RAK: Material wealth

From Saudi Arabia to Qatar, governments across the Gulf region are ramping up spending on building projects, with this likely to generate a host of opportunities for Ras Al Khaimah’s construction materials industry, a mainstay of the local economy.

In Saudi Arabia, the authorities are working towards a massive expansion in housing supply. As demand for homes increases in the Kingdom, real estate prices have increased too. The median price for small villas was up 20.5% in the first half of 2011 compared to the second half of 2010, according to a report by Banque Saudi Fransi. To prevent future housing shortages, the government announced a plan to build 500,000 homes and expand interest-free loan offerings.

Qatar also has a long list of construction projects leading up to the FIFA World Cup. According to the 2022 World Cup Bid Report, Qatar plans to spend $77bn on building projects leading up to the event, including hotels, stadiums, roads and railways.

Even in the UAE, where property supply tends to outpace demand for the moment, existing projects are still being finished, meaning that interior fixtures such as pipes and ceramic products are still needed. Private consultancy Ventures Middle East released a report predicting that UAE spending on interiors will rise to $821m in 2011, up from $709m in 2010, with the largest gains to be made in residential structures.

As they move off the design board and into the construction stage, these projects should mean big business for RAK’s buildings materials producers. With limited hydrocarbons reserves, RAK’s government has long placed greater emphasis on developing the emirate’s industrial capacity. Indeed, with relatively low land prices, a central location in the region and access to raw materials, the emirate has many competitive advantages when it comes to industry, and local firms have made the most of these to become significant regional players in the sector.

Founded in 1989, RAK Ceramics has grown into the world’s largest manufacturer of ceramic and porcelain tiles. The firm has posted positive numbers, despite the challenging economic conditions of the past year, announcing that its profits in 2010 were just over Dh270m ($73.5m), up from roughly Dh262m ($71.3m) in 2009. With interior finishing set to rise in the region, demand for the company’s products, including floor tiles, porcelain tiles and sanitary ware, is set to increase.

Steel production is also on the rise in the emirate. Last April RAK’s ruler, Sheikh Saud bin Saqr Al Qasimi, inaugurated a steel pipe manufacturing plant of SeAH Steel Corporation.
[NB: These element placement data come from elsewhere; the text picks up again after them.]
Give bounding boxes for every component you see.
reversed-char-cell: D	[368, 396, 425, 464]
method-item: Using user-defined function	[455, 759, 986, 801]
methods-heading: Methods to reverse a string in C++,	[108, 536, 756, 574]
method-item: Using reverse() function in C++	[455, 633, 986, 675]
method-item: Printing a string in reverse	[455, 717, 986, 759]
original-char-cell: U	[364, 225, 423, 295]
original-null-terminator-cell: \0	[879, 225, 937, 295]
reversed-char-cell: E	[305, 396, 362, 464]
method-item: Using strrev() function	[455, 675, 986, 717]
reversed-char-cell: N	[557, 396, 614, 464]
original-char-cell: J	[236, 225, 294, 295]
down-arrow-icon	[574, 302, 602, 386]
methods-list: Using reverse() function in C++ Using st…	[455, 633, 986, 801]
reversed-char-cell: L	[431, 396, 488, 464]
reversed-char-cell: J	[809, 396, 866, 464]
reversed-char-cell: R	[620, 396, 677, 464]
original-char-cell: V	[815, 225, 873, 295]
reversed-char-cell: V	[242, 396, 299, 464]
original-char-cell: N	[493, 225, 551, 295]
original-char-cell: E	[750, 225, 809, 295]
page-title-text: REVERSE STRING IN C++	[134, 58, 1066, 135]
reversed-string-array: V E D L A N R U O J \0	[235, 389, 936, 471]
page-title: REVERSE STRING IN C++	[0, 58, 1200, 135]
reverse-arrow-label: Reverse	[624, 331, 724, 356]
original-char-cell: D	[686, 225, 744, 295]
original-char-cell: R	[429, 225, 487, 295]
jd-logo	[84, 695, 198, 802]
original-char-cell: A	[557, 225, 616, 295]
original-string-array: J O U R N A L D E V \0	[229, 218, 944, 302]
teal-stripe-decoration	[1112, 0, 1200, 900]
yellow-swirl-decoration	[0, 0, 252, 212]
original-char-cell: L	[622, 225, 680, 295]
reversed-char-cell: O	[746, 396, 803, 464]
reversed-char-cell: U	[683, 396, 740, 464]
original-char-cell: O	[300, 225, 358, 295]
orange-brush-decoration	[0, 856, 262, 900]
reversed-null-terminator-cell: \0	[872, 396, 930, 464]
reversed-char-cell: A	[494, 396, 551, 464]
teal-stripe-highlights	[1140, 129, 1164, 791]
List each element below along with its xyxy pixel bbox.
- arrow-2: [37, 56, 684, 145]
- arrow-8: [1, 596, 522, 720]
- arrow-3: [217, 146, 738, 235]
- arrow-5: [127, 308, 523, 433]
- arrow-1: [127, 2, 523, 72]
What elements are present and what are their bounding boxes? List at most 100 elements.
SeAH, a South Korean company, partnered with RAK Investment Authority (RAKIA) to invest $70m in the construction of the plant. Local producers should be able to take advantage of an improving regional market for the material. Steel consumption is set to grow by 5-6% in 2011, led by construction projects in the UAE and Saudi Arabia, Al Ghurair Steel’s head of business activities, Saadath Thajudeen, said earlier this year at an exhibition in Sharjah.

The long-term growth prospects seem promising as well, thanks to the largely pro-business posture of the government and a continually improving infrastructure. The government has used a combination of RAKIA and free zones to spur growth. Free zones offer perks such as 100% foreign ownership, full income and corporate tax exemption, and 100% capital and profit repatriation, while RAKIA works to attract firms to the emirate to set up operations there.
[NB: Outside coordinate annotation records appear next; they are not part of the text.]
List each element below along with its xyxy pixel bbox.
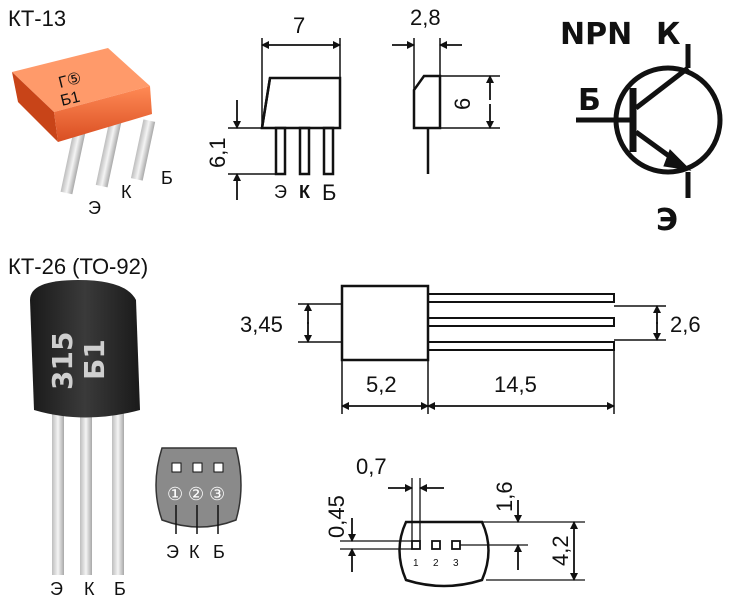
kt13-case-marking-2: Б1 xyxy=(59,89,82,110)
kt26-pinout xyxy=(155,447,242,534)
kt26-lead-height-dim: 2,6 xyxy=(670,312,701,337)
kt13-front-drawing xyxy=(228,38,342,200)
kt26-lead-length-dim: 14,5 xyxy=(494,372,537,397)
npn-collector-label: К xyxy=(656,17,681,52)
kt13-title: КТ-13 xyxy=(8,6,67,31)
kt13-side-width-dim: 2,8 xyxy=(410,5,441,30)
kt26-photo-pin-b: Б xyxy=(114,579,126,599)
kt26-photo-pin-k: К xyxy=(84,579,95,599)
kt13-height-dim: 6,1 xyxy=(205,137,230,168)
kt26-pinout-letter-e: Э xyxy=(166,542,179,562)
kt26-title: КТ-26 (ТО-92) xyxy=(8,254,149,279)
kt26-photo-pin-e: Э xyxy=(50,579,63,599)
kt26-pinout-letter-k: К xyxy=(189,542,200,562)
kt26-end-view xyxy=(340,478,585,588)
kt26-case-marking-2: Б1 xyxy=(78,339,111,380)
kt26-pin-spacing-dim: 0,7 xyxy=(356,454,387,479)
kt13-photo-pin-k: К xyxy=(121,182,132,202)
kt26-end-pin-1: 1 xyxy=(413,558,419,569)
kt26-end-pin-3: 3 xyxy=(453,558,459,569)
kt13-photo-pin-e: Э xyxy=(88,198,101,218)
kt26-pinout-number-3: ③ xyxy=(209,484,225,504)
kt26-body-length-dim: 5,2 xyxy=(366,372,397,397)
kt26-pin-offset-dim: 0,45 xyxy=(324,495,349,538)
kt13-drawing-pin-k: К xyxy=(299,182,311,202)
npn-symbol xyxy=(576,44,723,198)
npn-type-label: NPN xyxy=(560,17,632,52)
kt13-photo: Г⑤ Б1 xyxy=(12,48,156,195)
kt26-body-height-dim: 3,45 xyxy=(240,312,283,337)
kt26-pinout-letter-b: Б xyxy=(213,542,225,562)
kt13-side-drawing xyxy=(392,38,500,174)
npn-base-label: Б xyxy=(578,83,601,118)
kt13-photo-pin-b: Б xyxy=(161,168,173,188)
kt13-drawing-pin-b: Б xyxy=(322,180,336,205)
kt26-pinout-number-1: ① xyxy=(167,484,183,504)
kt13-case-marking-1: Г⑤ xyxy=(57,70,83,92)
kt26-photo: 315 Б1 xyxy=(30,280,140,575)
kt26-side-drawing xyxy=(298,284,666,414)
kt26-top-gap-dim: 1,6 xyxy=(492,481,517,512)
kt26-height-dim: 4,2 xyxy=(548,535,573,566)
kt26-case-marking-1: 315 xyxy=(46,332,79,390)
kt13-width-dim: 7 xyxy=(293,13,305,38)
npn-emitter-label: Э xyxy=(656,203,678,238)
kt13-drawing-pin-e: Э xyxy=(274,182,287,202)
kt13-side-height-dim: 6 xyxy=(450,98,475,110)
kt26-end-pin-2: 2 xyxy=(433,558,439,569)
kt26-pinout-number-2: ② xyxy=(188,484,204,504)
Meanwhile, infrastructure improvements demonstrate the government’s readiness to further improve RAK’s trade links. The emirate’s fifth port facility, RAK Maritime City, was officially inaugurated by Sheikh Saud last May. The area, directly adjacent to Saqr Port, includes a dedicated harbour, 8m sq metres of leasable area, and all the legal and financial perks of operating in a free zone.
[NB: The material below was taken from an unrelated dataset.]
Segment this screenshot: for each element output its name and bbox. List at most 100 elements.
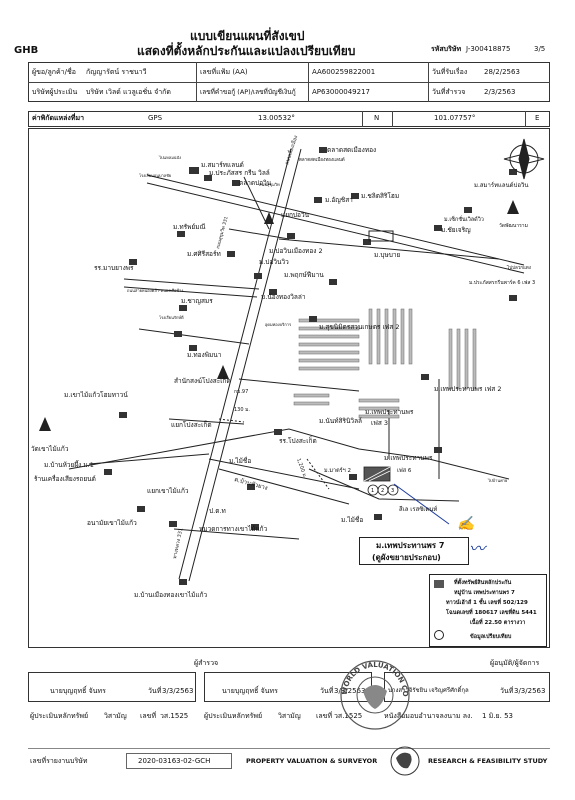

These developments have come with their own challenges. As RAK has developed rapidly, at times infrastructure has had to play catch up. In the past few weeks, power outages have affected some areas of the Northern Emirates, as summer temperatures prompt many residents to turn on the air conditioning, resulting in a sharp rise in demand. However, efforts to improve infrastructure are under way. Last March the UAE federal government announced that it would invest Dh5.7bn ($1.6bn) to improve water and electricity supplies and connections in the Northern Emirates.

With an industrial base that has seen itself through tough economic conditions, RAK seems well positioned to provide materials for the predicted regional uptick in construction. As demand grows for steel, ceramics and other products, the fortunes of the emirate’s industries stand a good chance of rising too.